Clinical implications: By integrating risk
stratification with grade-wise CNV analysis, RiskyCNV
enables a more comprehensive understanding of prostate cancer.
Recognising genes common across both analyses enhances the ability to
distinguish between genes that primarily drive tumour progression and
those that serve as early indicators of cancer susceptibility,
ultimately supporting personalised treatment planning.

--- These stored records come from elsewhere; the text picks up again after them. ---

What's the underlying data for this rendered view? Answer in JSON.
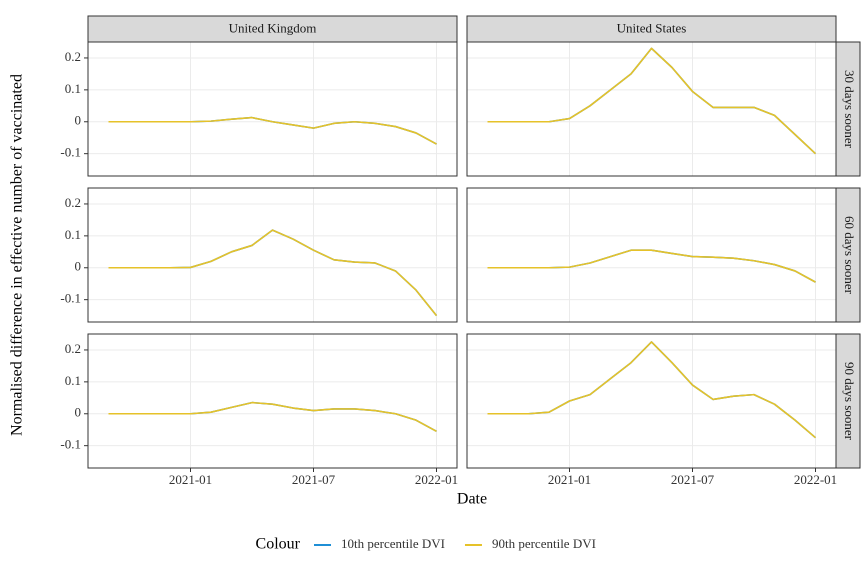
{
  "x_label": "Date",
  "y_label": "Normalised difference in effective number of vaccinated",
  "column_labels": [
    "United Kingdom",
    "United States"
  ],
  "row_labels": [
    "30 days sooner",
    "60 days sooner",
    "90 days sooner"
  ],
  "legend_title": "Colour",
  "chart_data": [
    {
      "type": "line",
      "x": [
        "2020-09",
        "2020-10",
        "2020-11",
        "2020-12",
        "2021-01",
        "2021-02",
        "2021-03",
        "2021-04",
        "2021-05",
        "2021-06",
        "2021-07",
        "2021-08",
        "2021-09",
        "2021-10",
        "2021-11",
        "2021-12",
        "2022-01"
      ],
      "xlim": [
        "2020-08",
        "2022-02"
      ],
      "xticks": [
        "2021-01",
        "2021-07",
        "2022-01"
      ],
      "ylim": [
        -0.17,
        0.25
      ],
      "yticks": [
        -0.1,
        0.0,
        0.1,
        0.2
      ],
      "grid": true,
      "series": [
        {
          "name": "10th percentile DVI",
          "color": "#1f8fd6",
          "values": [
            0,
            0,
            0,
            0,
            0,
            0.002,
            0.008,
            0.013,
            0,
            -0.01,
            -0.02,
            -0.005,
            0,
            -0.005,
            -0.015,
            -0.035,
            -0.07
          ]
        },
        {
          "name": "90th percentile DVI",
          "color": "#e6c229",
          "values": [
            0,
            0,
            0,
            0,
            0,
            0.002,
            0.008,
            0.013,
            0,
            -0.01,
            -0.02,
            -0.005,
            0,
            -0.005,
            -0.015,
            -0.035,
            -0.07
          ]
        }
      ]
    },
    {
      "type": "line",
      "x": [
        "2020-09",
        "2020-10",
        "2020-11",
        "2020-12",
        "2021-01",
        "2021-02",
        "2021-03",
        "2021-04",
        "2021-05",
        "2021-06",
        "2021-07",
        "2021-08",
        "2021-09",
        "2021-10",
        "2021-11",
        "2021-12",
        "2022-01"
      ],
      "xlim": [
        "2020-08",
        "2022-02"
      ],
      "xticks": [
        "2021-01",
        "2021-07",
        "2022-01"
      ],
      "ylim": [
        -0.17,
        0.25
      ],
      "yticks": [
        -0.1,
        0.0,
        0.1,
        0.2
      ],
      "grid": true,
      "series": [
        {
          "name": "10th percentile DVI",
          "color": "#1f8fd6",
          "values": [
            0,
            0,
            0,
            0,
            0.001,
            0.02,
            0.05,
            0.07,
            0.118,
            0.09,
            0.055,
            0.025,
            0.018,
            0.015,
            -0.01,
            -0.07,
            -0.15
          ]
        },
        {
          "name": "90th percentile DVI",
          "color": "#e6c229",
          "values": [
            0,
            0,
            0,
            0,
            0.001,
            0.02,
            0.05,
            0.07,
            0.118,
            0.09,
            0.055,
            0.025,
            0.018,
            0.015,
            -0.01,
            -0.07,
            -0.15
          ]
        }
      ]
    },
    {
      "type": "line",
      "x": [
        "2020-09",
        "2020-10",
        "2020-11",
        "2020-12",
        "2021-01",
        "2021-02",
        "2021-03",
        "2021-04",
        "2021-05",
        "2021-06",
        "2021-07",
        "2021-08",
        "2021-09",
        "2021-10",
        "2021-11",
        "2021-12",
        "2022-01"
      ],
      "xlim": [
        "2020-08",
        "2022-02"
      ],
      "xticks": [
        "2021-01",
        "2021-07",
        "2022-01"
      ],
      "ylim": [
        -0.17,
        0.25
      ],
      "yticks": [
        -0.1,
        0.0,
        0.1,
        0.2
      ],
      "grid": true,
      "series": [
        {
          "name": "10th percentile DVI",
          "color": "#1f8fd6",
          "values": [
            0,
            0,
            0,
            0,
            0,
            0.005,
            0.02,
            0.035,
            0.03,
            0.018,
            0.01,
            0.015,
            0.015,
            0.01,
            0,
            -0.02,
            -0.055
          ]
        },
        {
          "name": "90th percentile DVI",
          "color": "#e6c229",
          "values": [
            0,
            0,
            0,
            0,
            0,
            0.005,
            0.02,
            0.035,
            0.03,
            0.018,
            0.01,
            0.015,
            0.015,
            0.01,
            0,
            -0.02,
            -0.055
          ]
        }
      ]
    },
    {
      "type": "line",
      "x": [
        "2020-09",
        "2020-10",
        "2020-11",
        "2020-12",
        "2021-01",
        "2021-02",
        "2021-03",
        "2021-04",
        "2021-05",
        "2021-06",
        "2021-07",
        "2021-08",
        "2021-09",
        "2021-10",
        "2021-11",
        "2021-12",
        "2022-01"
      ],
      "xlim": [
        "2020-08",
        "2022-02"
      ],
      "xticks": [
        "2021-01",
        "2021-07",
        "2022-01"
      ],
      "ylim": [
        -0.17,
        0.25
      ],
      "yticks": [
        -0.1,
        0.0,
        0.1,
        0.2
      ],
      "grid": true,
      "series": [
        {
          "name": "10th percentile DVI",
          "color": "#1f8fd6",
          "values": [
            0,
            0,
            0,
            0,
            0.01,
            0.05,
            0.1,
            0.15,
            0.23,
            0.17,
            0.095,
            0.045,
            0.045,
            0.045,
            0.02,
            -0.04,
            -0.1
          ]
        },
        {
          "name": "90th percentile DVI",
          "color": "#e6c229",
          "values": [
            0,
            0,
            0,
            0,
            0.01,
            0.05,
            0.1,
            0.15,
            0.23,
            0.17,
            0.095,
            0.045,
            0.045,
            0.045,
            0.02,
            -0.04,
            -0.1
          ]
        }
      ]
    },
    {
      "type": "line",
      "x": [
        "2020-09",
        "2020-10",
        "2020-11",
        "2020-12",
        "2021-01",
        "2021-02",
        "2021-03",
        "2021-04",
        "2021-05",
        "2021-06",
        "2021-07",
        "2021-08",
        "2021-09",
        "2021-10",
        "2021-11",
        "2021-12",
        "2022-01"
      ],
      "xlim": [
        "2020-08",
        "2022-02"
      ],
      "xticks": [
        "2021-01",
        "2021-07",
        "2022-01"
      ],
      "ylim": [
        -0.17,
        0.25
      ],
      "yticks": [
        -0.1,
        0.0,
        0.1,
        0.2
      ],
      "grid": true,
      "series": [
        {
          "name": "10th percentile DVI",
          "color": "#1f8fd6",
          "values": [
            0,
            0,
            0,
            0,
            0.002,
            0.015,
            0.035,
            0.055,
            0.055,
            0.045,
            0.035,
            0.033,
            0.03,
            0.022,
            0.01,
            -0.01,
            -0.045
          ]
        },
        {
          "name": "90th percentile DVI",
          "color": "#e6c229",
          "values": [
            0,
            0,
            0,
            0,
            0.002,
            0.015,
            0.035,
            0.055,
            0.055,
            0.045,
            0.035,
            0.033,
            0.03,
            0.022,
            0.01,
            -0.01,
            -0.045
          ]
        }
      ]
    },
    {
      "type": "line",
      "x": [
        "2020-09",
        "2020-10",
        "2020-11",
        "2020-12",
        "2021-01",
        "2021-02",
        "2021-03",
        "2021-04",
        "2021-05",
        "2021-06",
        "2021-07",
        "2021-08",
        "2021-09",
        "2021-10",
        "2021-11",
        "2021-12",
        "2022-01"
      ],
      "xlim": [
        "2020-08",
        "2022-02"
      ],
      "xticks": [
        "2021-01",
        "2021-07",
        "2022-01"
      ],
      "ylim": [
        -0.17,
        0.25
      ],
      "yticks": [
        -0.1,
        0.0,
        0.1,
        0.2
      ],
      "grid": true,
      "series": [
        {
          "name": "10th percentile DVI",
          "color": "#1f8fd6",
          "values": [
            0,
            0,
            0,
            0.005,
            0.04,
            0.06,
            0.11,
            0.16,
            0.225,
            0.16,
            0.09,
            0.045,
            0.055,
            0.06,
            0.03,
            -0.02,
            -0.075
          ]
        },
        {
          "name": "90th percentile DVI",
          "color": "#e6c229",
          "values": [
            0,
            0,
            0,
            0.005,
            0.04,
            0.06,
            0.11,
            0.16,
            0.225,
            0.16,
            0.09,
            0.045,
            0.055,
            0.06,
            0.03,
            -0.02,
            -0.075
          ]
        }
      ]
    }
  ]
}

Although demonstrated here with prostate cancer Gleason scores,
RiskyCNV is fully generalised:
# Breast cancer with Nottingham scores
breast_grades <- extract_metadata(
file_path = "breast_samples.csv",
column_name = "nottingham_score",
disease_type = "auto",
n_groups = 3,
group_type = "grade",
output_dir = tempdir()
)
# Lymphoma with two risk groups (limited vs. advanced)
lymphoma_risk <- classify_risk(
file_path = "lymphoma_samples.csv",
column_name = "ann_arbor_stage",
disease_type = "auto",
n_groups = 2,
output_dir = tempdir()
)Seven built-in disease presets are available
("prostate", "breast",
"colorectal", "lung", "cervical",
"lymphoma", "melanoma"), and fully custom
thresholds can be supplied via disease_type = "custom".